Saratoga Springs is a resort town in upstate New York. In the 19th century visitors were lured to the area by its mineral springs. Drinking and bathing in the water was considered a health treatment. Resorts grew up in the area, at first just for people seeking a healthy rest. But soon casinos and race tracks were developed in the area.
By 1853 Saratoga had many resorts with fine restaurants. One of these was the Moon Lake Lodge and it was in the resort restaurant that the potato chip was born. French fries were, in those days, considered an elegant size dish. Thomas Jefferson himself had brought the recipe back from France and served them at Monticello.
So the elegant resort had French fries on its menu and chef George Crum prepared them every night. But one guest was not satisfied with his potatoes and he sent them back to the kitchen, requesting thinner fries. Crum made thinner fries as requested, but these too were rejected and sent back.
At this point the Native American chef was very annoyed and decided to further annoy the customers. He would create fries that were too crisp to use a fork, which was considered the proper way to consume them. He fried up waver thin fries and sent them out to the customer. This backfired, the customer loved them and soon other guests were requesting them. They were dubbed Saratoga Chips and appeared as a regular item on the menu.

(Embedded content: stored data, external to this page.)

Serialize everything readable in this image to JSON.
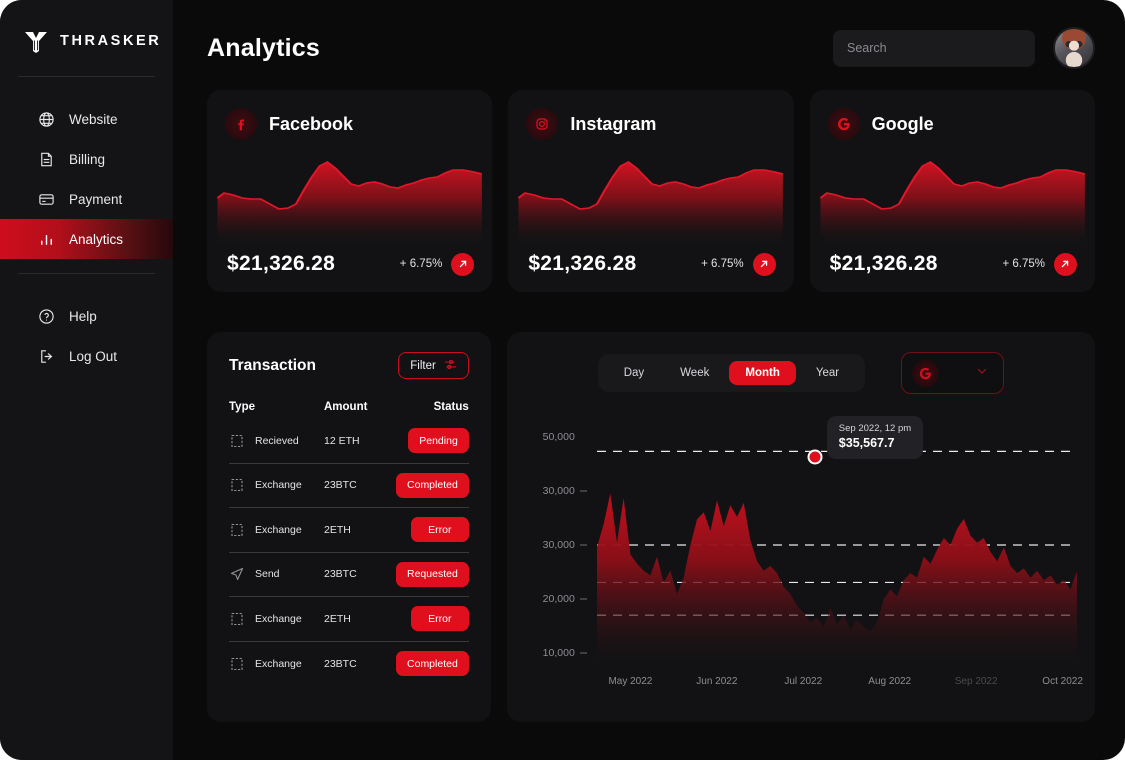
{
  "brand": {
    "name": "THRASKER",
    "logo_icon": "thrasker-logo-icon"
  },
  "sidebar": {
    "items": [
      {
        "label": "Website",
        "icon": "globe-icon",
        "active": false
      },
      {
        "label": "Billing",
        "icon": "document-icon",
        "active": false
      },
      {
        "label": "Payment",
        "icon": "credit-card-icon",
        "active": false
      },
      {
        "label": "Analytics",
        "icon": "bar-chart-icon",
        "active": true
      }
    ],
    "footer_items": [
      {
        "label": "Help",
        "icon": "help-circle-icon"
      },
      {
        "label": "Log Out",
        "icon": "logout-icon"
      }
    ]
  },
  "header": {
    "title": "Analytics",
    "search": {
      "placeholder": "Search",
      "value": ""
    },
    "avatar_icon": "user-avatar"
  },
  "stat_cards": [
    {
      "brand": "Facebook",
      "icon": "facebook-icon",
      "amount": "$21,326.28",
      "delta": "+ 6.75%",
      "delta_icon": "arrow-up-right-icon"
    },
    {
      "brand": "Instagram",
      "icon": "instagram-icon",
      "amount": "$21,326.28",
      "delta": "+ 6.75%",
      "delta_icon": "arrow-up-right-icon"
    },
    {
      "brand": "Google",
      "icon": "google-icon",
      "amount": "$21,326.28",
      "delta": "+ 6.75%",
      "delta_icon": "arrow-up-right-icon"
    }
  ],
  "transactions": {
    "title": "Transaction",
    "filter_label": "Filter",
    "filter_icon": "sliders-icon",
    "columns": [
      "Type",
      "Amount",
      "Status"
    ],
    "rows": [
      {
        "type": "Recieved",
        "icon": "download-icon",
        "amount": "12 ETH",
        "status": "Pending"
      },
      {
        "type": "Exchange",
        "icon": "exchange-icon",
        "amount": "23BTC",
        "status": "Completed"
      },
      {
        "type": "Exchange",
        "icon": "exchange-icon",
        "amount": "2ETH",
        "status": "Error"
      },
      {
        "type": "Send",
        "icon": "send-icon",
        "amount": "23BTC",
        "status": "Requested"
      },
      {
        "type": "Exchange",
        "icon": "exchange-icon",
        "amount": "2ETH",
        "status": "Error"
      },
      {
        "type": "Exchange",
        "icon": "exchange-icon",
        "amount": "23BTC",
        "status": "Completed"
      }
    ]
  },
  "chart_panel": {
    "range_tabs": [
      {
        "label": "Day",
        "active": false
      },
      {
        "label": "Week",
        "active": false
      },
      {
        "label": "Month",
        "active": true
      },
      {
        "label": "Year",
        "active": false
      }
    ],
    "source_select": {
      "value": "Google",
      "icon": "google-icon",
      "chevron": "chevron-down-icon"
    },
    "tooltip": {
      "time": "Sep 2022, 12 pm",
      "value": "$35,567.7"
    }
  },
  "colors": {
    "accent": "#e00f1e",
    "accent_dark": "#8c0d16",
    "panel": "#121214",
    "page_bg": "#0a0a0b",
    "sidebar_bg": "#141416",
    "text": "#ffffff",
    "muted": "#8d8d93"
  },
  "chart_data": {
    "type": "area",
    "title": "",
    "xlabel": "",
    "ylabel": "",
    "x_tick_labels": [
      "May 2022",
      "Jun 2022",
      "Jul 2022",
      "Aug 2022",
      "Sep 2022",
      "Oct 2022"
    ],
    "y_tick_labels": [
      "50,000",
      "30,000",
      "30,000",
      "20,000",
      "10,000"
    ],
    "y_tick_values": [
      50000,
      30000,
      30000,
      20000,
      10000
    ],
    "ylim": [
      5000,
      55000
    ],
    "grid": "dashed-horizontal",
    "legend": "none",
    "highlight_point": {
      "x_label": "Sep 2022",
      "time": "12 pm",
      "value": 35567.7,
      "value_label": "$35,567.7"
    },
    "values": [
      29500,
      34500,
      41000,
      30500,
      40000,
      28000,
      26000,
      24500,
      23500,
      27500,
      22000,
      24500,
      19500,
      23000,
      30000,
      35500,
      37000,
      33000,
      39500,
      34000,
      38500,
      36000,
      39000,
      31000,
      26500,
      24500,
      25500,
      24000,
      21000,
      19500,
      17000,
      15500,
      13500,
      14500,
      12500,
      16500,
      13000,
      15000,
      12000,
      14000,
      12500,
      11500,
      13500,
      18500,
      20500,
      19000,
      22500,
      24000,
      23000,
      27500,
      26000,
      29000,
      31500,
      30000,
      33500,
      35567.7,
      32000,
      30500,
      31500,
      28500,
      26500,
      29500,
      25500,
      24000,
      25000,
      23000,
      24500,
      22500,
      23500,
      21500,
      22500,
      20500,
      24500
    ]
  }
}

Industrial potato chip maker
Soon, the potato chips were being made and sold in small cardboard boxes in the area. Later they were sold throughout New England. Crum soon left the resort and opened his own restaurant with chips prominent on the menu. Each potato had to be hand peeled and sliced so mass production wasn’t really possible and chips remained a hand made, regional product.
This changed in the 1920’s when a machine was invented to quickly process the chip. The new mechanization made the chips cheaper, but they were still just a local favorite.
This changed when Herman Lay, a travelling salesman, was able to introduce the chip to the American South. He sold the chips out of his car and soon his name was synonymous with potato chips. Lay’s chips were the first successful national brand. By the 1960’s Lays had merged with Frito, a Texas corn chip company.
Today, this accidental invention is one of America’s most successful snack foods.